Amerika Serikat Kritik Sistem Kepabeanan Indonesia: Rawan Korupsi dan Biaya Tinggi
Sorotan Amerika Serikat Terhadap Sistem Kepabeanan Indonesia
Pemerintah Amerika Serikat (AS) baru-baru ini menyampaikan kekhawatiran serius terkait praktik kepabeanan di Indonesia. Melalui laporan National Trade Estimate (NTE) Report on Foreign Trade Barriers yang dirilis pada akhir Maret 2025, AS menyoroti potensi korupsi dan beban administratif yang tinggi dalam sistem pemeriksaan barang masuk yang diterapkan oleh Bea Cukai Indonesia.
Laporan tersebut, yang dikeluarkan oleh United States Trade Representative (USTR), menganalisis hambatan perdagangan di 59 negara mitra dagang AS, termasuk Indonesia. USTR secara khusus menyoroti beberapa isu krusial:
-
Penilaian Bea Masuk: Perusahaan-perusahaan AS mengeluhkan bahwa pejabat Bea Cukai Indonesia kerap menggunakan jadwal harga referensi, bukan nilai transaksi, sebagai metode utama penilaian bea masuk. Padahal, Perjanjian Penilaian Bea Cukai (CVA) World Trade Organization (WTO) mensyaratkan nilai transaksi sebagai metode utama.
-
Ketidakseragaman Penilaian: Eksportir AS melaporkan adanya perbedaan nilai bea masuk yang signifikan antar wilayah, bahkan untuk produk yang identik. Hal ini menciptakan ketidakpastian dan mempersulit perencanaan bisnis.
-
Verifikasi Pra-Pengiriman: Peraturan Menteri Perdagangan Nomor 16 Tahun 2021 tentang Verifikasi atau Penelusuran Teknis di Bidang Perdagangan Luar Negeri mewajibkan verifikasi pra-pengiriman oleh surveyor untuk berbagai produk seperti elektronik, tekstil, alas kaki, mainan, makanan, minuman, dan kosmetik. AS menyoroti bahwa Indonesia belum memberitahukan aturan ini kepada WTO sesuai dengan Perjanjian WTO tentang Pemeriksaan Pra-pengiriman hingga 31 Desember 2024.
-
Barang Tidak Berwujud: Peraturan Menteri Keuangan Nomor 190 Tahun 2022 menetapkan operasi kepabeanan untuk barang tidak berwujud seperti transmisi atau unduhan elektronik, termasuk persyaratan prosedural dan klasifikasi berdasarkan Bab 99 daftar tarif kepabeanan Indonesia. USTR menyebut peraturan ini menciptakan beban administratif yang signifikan pada industri AS dengan memberlakukan persyaratan penyimpanan dokumen baru yang tidak terdefinisi dan tidak pasti.

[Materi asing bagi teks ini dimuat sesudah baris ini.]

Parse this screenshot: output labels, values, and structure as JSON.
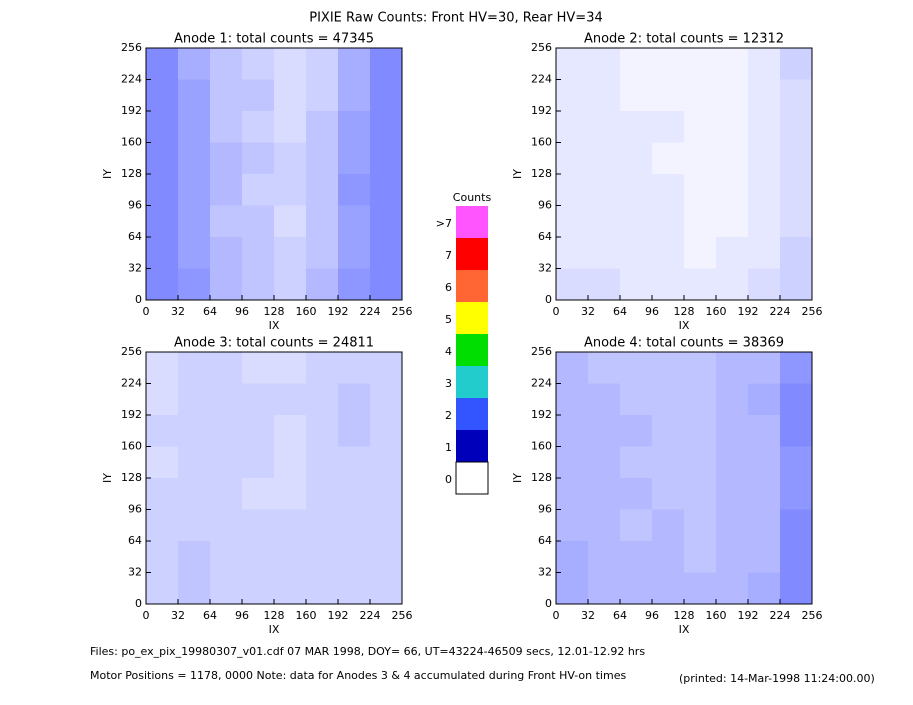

Insentif Petugas Bea Cukai: Potensi Korupsi dan Biaya Tambahan
Salah satu poin yang paling disoroti oleh USTR adalah sistem insentif atau 'bonus' bagi petugas bea cukai Indonesia, yang dapat mencapai hingga 50% dari nilai barang yang disita atau dari jumlah bea yang terutang. AS menekankan bahwa Indonesia adalah salah satu dari sedikit mitra dagang utama AS yang masih menerapkan sistem insentif semacam itu. Menurut Perjanjian Fasilitasi Perdagangan WTO, Indonesia seharusnya menghindari pemberian insentif serupa.
USTR menilai sistem ini berpotensi menimbulkan praktik korupsi, meningkatkan biaya administrasi, menciptakan ketidakpastian, dan mengurangi transparansi. AS telah menyampaikan kekhawatirannya mengenai hal ini kepada Komite Fasilitasi Perdagangan WTO sejak Juni 2023.
Kritik dari Amerika Serikat ini menggarisbawahi perlunya reformasi mendalam dalam sistem kepabeanan Indonesia. Transparansi, efisiensi, dan kepastian hukum adalah kunci untuk meningkatkan daya saing Indonesia di pasar global dan menarik investasi asing.